Little is understood about the causes of endemism of TDF plants in the Southeastern United States. That is, are hotspots of endemism in TDF plants the result of high in situ diversification (ecological endemism) or because they served as glacial refugia and limited dispersal has hampered subsequent northward range expansion? Answering these questions has important applied implications since climate change models predict that these regions off narrow endemism may become unsuitable under future climates. Specifically, the potential to recolonize northern areas with a managed relocation conservation strategy remains largely unexplored in terms of empirical studies.
In collaboration with Jesse Bellemare (Smith College), we have pursued focused research on two plant species that are narrowly endemic to the high elevations of the Southern Appalachians. Beginning ~ 10 years ago, we initiated an experiment on Diphylleia cymosa (Berberidaceae) that involved transplanting seeds into 3 sites in its native range (North Carolina) and 5 sites north of its current distribution – these sites span from Virginia to Massachusetts. We have followed these experiments from germination to flowering. After ~ 10 years, plants are just beginning to flower!!
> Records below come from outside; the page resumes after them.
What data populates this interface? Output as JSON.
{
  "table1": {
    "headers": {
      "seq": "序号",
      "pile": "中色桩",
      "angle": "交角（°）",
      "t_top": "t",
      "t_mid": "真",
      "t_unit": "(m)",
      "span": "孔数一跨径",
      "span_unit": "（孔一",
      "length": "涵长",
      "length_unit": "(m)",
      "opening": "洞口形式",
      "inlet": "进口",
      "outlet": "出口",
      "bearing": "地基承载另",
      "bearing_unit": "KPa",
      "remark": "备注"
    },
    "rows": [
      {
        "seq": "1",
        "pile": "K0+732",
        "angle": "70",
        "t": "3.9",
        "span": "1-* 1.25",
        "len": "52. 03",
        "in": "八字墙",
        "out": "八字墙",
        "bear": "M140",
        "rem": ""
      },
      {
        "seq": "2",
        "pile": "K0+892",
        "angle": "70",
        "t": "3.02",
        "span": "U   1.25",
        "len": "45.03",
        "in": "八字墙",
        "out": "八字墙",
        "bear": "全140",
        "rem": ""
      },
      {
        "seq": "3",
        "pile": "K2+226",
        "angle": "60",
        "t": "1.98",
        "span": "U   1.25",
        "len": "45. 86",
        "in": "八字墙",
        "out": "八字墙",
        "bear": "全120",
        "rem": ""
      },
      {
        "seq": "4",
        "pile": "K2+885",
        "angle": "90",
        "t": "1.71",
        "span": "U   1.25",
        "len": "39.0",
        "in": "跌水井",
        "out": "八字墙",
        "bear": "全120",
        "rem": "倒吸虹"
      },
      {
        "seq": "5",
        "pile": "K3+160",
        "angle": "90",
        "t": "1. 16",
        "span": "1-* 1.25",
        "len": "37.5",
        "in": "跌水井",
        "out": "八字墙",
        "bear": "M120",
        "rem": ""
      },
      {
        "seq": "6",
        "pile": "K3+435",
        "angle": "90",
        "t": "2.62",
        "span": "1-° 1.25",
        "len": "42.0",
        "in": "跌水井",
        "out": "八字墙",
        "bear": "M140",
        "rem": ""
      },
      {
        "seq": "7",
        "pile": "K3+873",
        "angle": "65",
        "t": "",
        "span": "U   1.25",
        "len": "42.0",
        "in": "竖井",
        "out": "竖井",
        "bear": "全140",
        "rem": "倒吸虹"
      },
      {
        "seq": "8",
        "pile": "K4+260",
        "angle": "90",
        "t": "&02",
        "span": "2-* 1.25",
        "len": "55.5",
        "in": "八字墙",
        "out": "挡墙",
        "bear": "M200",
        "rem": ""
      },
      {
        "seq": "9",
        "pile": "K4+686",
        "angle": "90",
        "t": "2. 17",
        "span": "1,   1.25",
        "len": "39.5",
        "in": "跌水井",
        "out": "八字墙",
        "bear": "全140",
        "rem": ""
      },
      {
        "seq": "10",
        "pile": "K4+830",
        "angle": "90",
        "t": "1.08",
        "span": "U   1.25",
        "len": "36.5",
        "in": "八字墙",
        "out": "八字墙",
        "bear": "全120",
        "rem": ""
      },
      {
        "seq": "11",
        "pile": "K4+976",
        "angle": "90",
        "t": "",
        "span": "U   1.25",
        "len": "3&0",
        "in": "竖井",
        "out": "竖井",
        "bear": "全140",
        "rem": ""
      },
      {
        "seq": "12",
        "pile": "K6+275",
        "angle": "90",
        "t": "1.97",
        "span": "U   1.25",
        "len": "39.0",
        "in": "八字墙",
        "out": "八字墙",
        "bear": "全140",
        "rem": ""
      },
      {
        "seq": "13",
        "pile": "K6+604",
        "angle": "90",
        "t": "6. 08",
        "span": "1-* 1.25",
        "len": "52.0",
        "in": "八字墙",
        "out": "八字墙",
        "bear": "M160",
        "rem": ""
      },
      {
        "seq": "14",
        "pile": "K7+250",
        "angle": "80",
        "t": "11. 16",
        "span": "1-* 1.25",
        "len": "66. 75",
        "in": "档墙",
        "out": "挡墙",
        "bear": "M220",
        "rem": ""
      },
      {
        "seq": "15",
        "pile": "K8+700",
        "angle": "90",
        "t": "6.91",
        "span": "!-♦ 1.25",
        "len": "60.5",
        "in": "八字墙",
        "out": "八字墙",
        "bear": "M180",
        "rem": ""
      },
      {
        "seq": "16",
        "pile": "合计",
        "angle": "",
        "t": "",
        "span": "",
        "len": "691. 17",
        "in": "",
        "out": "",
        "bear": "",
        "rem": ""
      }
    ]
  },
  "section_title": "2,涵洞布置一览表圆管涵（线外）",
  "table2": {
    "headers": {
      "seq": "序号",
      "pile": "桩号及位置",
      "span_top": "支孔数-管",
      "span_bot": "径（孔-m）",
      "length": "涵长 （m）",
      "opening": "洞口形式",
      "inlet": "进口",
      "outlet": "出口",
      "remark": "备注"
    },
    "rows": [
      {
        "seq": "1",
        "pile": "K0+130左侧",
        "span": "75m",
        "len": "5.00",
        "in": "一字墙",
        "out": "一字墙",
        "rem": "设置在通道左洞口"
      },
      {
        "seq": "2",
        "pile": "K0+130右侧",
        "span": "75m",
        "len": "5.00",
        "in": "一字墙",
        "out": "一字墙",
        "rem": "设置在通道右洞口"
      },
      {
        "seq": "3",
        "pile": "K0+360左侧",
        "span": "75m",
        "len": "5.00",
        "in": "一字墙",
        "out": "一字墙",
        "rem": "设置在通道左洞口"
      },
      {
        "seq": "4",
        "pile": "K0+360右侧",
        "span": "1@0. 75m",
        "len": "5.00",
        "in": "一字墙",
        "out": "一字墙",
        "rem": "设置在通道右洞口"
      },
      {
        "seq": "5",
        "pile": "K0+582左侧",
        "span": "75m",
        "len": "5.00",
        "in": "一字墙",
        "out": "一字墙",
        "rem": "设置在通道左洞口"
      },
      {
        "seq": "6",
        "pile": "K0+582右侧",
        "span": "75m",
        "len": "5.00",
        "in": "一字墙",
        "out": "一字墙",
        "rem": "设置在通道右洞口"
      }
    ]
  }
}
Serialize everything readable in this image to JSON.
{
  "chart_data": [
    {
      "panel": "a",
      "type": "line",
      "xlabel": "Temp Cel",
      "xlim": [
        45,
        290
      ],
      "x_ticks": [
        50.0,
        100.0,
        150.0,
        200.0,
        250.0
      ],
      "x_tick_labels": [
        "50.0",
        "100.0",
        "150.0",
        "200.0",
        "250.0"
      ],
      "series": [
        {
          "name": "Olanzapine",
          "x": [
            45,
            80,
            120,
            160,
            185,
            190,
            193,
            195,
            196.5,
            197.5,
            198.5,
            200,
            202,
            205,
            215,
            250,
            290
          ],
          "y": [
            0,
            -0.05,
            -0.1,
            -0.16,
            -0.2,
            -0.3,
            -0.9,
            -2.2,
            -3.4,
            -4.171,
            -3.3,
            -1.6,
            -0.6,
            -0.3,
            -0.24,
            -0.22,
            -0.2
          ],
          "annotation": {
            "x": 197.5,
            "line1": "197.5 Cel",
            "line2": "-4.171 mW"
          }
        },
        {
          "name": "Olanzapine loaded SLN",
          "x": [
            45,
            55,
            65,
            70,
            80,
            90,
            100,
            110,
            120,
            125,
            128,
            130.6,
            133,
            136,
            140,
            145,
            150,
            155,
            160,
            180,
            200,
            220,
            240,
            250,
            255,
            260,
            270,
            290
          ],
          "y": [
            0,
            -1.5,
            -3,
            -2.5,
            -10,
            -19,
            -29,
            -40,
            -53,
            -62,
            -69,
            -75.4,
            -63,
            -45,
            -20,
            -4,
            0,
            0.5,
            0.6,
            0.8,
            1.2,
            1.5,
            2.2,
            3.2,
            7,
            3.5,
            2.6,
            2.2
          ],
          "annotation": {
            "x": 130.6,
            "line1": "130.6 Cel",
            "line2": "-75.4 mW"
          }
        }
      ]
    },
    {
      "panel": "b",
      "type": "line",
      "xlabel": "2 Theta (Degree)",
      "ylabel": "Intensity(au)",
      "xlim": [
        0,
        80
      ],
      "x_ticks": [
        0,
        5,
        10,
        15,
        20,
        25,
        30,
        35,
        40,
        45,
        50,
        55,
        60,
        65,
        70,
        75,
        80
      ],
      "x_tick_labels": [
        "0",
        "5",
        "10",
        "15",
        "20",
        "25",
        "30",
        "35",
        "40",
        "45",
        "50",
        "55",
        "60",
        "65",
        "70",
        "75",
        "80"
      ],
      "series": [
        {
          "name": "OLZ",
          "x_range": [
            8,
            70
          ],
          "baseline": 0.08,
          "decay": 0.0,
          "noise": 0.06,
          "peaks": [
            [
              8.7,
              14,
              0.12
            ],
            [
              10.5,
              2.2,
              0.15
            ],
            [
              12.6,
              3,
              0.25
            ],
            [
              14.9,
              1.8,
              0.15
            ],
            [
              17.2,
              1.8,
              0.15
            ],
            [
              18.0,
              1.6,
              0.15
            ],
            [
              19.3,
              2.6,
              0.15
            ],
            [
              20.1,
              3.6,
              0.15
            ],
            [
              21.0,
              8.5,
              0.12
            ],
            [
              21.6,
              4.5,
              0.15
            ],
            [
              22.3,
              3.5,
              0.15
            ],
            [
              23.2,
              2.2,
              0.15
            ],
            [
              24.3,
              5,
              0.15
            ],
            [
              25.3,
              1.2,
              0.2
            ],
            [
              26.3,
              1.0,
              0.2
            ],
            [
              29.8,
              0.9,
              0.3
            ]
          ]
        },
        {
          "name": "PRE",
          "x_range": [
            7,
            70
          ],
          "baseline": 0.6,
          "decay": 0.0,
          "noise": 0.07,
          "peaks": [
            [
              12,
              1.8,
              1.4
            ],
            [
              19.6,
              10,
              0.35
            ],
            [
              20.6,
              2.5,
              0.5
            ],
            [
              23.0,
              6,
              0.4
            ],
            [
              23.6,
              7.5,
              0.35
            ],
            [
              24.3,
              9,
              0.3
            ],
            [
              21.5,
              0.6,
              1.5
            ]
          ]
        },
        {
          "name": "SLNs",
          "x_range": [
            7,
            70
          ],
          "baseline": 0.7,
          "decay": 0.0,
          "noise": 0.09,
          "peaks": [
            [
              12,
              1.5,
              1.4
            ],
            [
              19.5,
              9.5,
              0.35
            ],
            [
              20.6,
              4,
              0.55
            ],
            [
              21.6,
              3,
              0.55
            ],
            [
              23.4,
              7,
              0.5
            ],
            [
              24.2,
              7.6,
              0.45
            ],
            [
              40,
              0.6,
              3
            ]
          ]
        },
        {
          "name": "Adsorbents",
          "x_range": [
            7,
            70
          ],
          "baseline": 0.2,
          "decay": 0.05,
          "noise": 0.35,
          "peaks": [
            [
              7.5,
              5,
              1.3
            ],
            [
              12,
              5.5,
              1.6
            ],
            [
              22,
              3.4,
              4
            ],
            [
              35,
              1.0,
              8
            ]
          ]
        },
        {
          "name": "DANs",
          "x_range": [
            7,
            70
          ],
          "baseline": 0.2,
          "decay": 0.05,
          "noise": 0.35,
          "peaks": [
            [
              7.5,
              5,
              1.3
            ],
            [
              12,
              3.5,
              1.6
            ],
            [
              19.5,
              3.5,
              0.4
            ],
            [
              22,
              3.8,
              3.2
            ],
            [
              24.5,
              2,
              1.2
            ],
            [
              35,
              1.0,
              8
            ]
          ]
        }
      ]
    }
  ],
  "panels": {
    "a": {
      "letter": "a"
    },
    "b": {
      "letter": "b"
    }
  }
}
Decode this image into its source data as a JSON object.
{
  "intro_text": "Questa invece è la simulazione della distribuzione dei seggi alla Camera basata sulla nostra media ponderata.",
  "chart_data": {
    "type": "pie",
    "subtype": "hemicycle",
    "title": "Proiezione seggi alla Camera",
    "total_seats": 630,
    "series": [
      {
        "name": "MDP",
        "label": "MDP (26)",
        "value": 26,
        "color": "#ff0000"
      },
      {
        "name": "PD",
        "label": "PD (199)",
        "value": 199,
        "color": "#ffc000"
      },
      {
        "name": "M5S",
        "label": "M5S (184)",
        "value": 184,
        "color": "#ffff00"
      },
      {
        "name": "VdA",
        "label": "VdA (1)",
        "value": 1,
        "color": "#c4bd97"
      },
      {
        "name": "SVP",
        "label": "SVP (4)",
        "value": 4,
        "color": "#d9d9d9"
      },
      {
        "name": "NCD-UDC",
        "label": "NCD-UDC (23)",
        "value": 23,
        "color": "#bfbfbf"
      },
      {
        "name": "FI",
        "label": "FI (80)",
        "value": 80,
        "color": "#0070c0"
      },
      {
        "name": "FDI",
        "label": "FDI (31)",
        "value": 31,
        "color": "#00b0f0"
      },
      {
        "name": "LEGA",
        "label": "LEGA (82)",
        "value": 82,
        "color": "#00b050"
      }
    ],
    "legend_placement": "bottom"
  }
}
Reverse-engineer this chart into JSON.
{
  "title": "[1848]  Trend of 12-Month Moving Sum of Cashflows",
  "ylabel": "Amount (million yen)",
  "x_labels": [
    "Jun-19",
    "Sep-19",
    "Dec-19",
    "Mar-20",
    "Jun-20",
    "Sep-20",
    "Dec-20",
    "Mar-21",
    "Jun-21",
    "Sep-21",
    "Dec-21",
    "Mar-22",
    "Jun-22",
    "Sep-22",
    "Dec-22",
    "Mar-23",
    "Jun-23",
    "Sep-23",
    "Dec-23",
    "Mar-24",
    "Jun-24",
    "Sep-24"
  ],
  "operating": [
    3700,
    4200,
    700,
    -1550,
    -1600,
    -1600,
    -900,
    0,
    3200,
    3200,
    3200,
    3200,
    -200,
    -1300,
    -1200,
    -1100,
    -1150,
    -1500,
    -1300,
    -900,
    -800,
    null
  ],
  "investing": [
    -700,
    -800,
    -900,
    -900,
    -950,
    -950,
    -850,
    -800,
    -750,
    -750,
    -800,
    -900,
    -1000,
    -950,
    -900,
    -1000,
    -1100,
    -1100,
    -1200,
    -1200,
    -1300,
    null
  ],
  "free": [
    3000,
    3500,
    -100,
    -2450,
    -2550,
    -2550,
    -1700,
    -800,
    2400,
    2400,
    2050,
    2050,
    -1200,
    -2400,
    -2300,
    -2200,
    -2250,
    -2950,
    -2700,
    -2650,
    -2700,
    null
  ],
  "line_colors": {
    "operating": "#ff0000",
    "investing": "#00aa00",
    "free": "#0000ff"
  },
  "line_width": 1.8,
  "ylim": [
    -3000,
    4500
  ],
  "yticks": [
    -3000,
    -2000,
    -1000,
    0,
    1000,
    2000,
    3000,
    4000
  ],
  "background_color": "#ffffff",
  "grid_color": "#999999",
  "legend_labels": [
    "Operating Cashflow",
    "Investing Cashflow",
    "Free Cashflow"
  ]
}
Diphylleia cymosa fruits and flowers
Stephanie Erlandson, a graduate student in the lab, has undertaken a study of Phacelia fimbriata, an annual plant with a distribution similarly as narrow as Diphylleia. She has conducted transplant experiments both at a local scale — from inside to outside of natural population boundaries — and at a continental scale — from inside the native range to far north of it (as far north as PA). She has also developed species distribution models (SDMs) that predict the distribution of suitable habitat in the current climate as well as in a range of future climates. This work collectively evaluates the hypothesis that northern range limits are set by limited dispersal vs. limited adaptation, and examines the consequences of climate change for the distribution and persistence of the species.
Bellemare, J. & D.A. Moeller. 2014. Climate change and the herbaceous layer of temperate deciduous forests. in. F.S. Gilliam, ed., The Herbaceous Layer in Forests of Eastern North America (2nd ed.), pp. 460-480. Oxford University Press.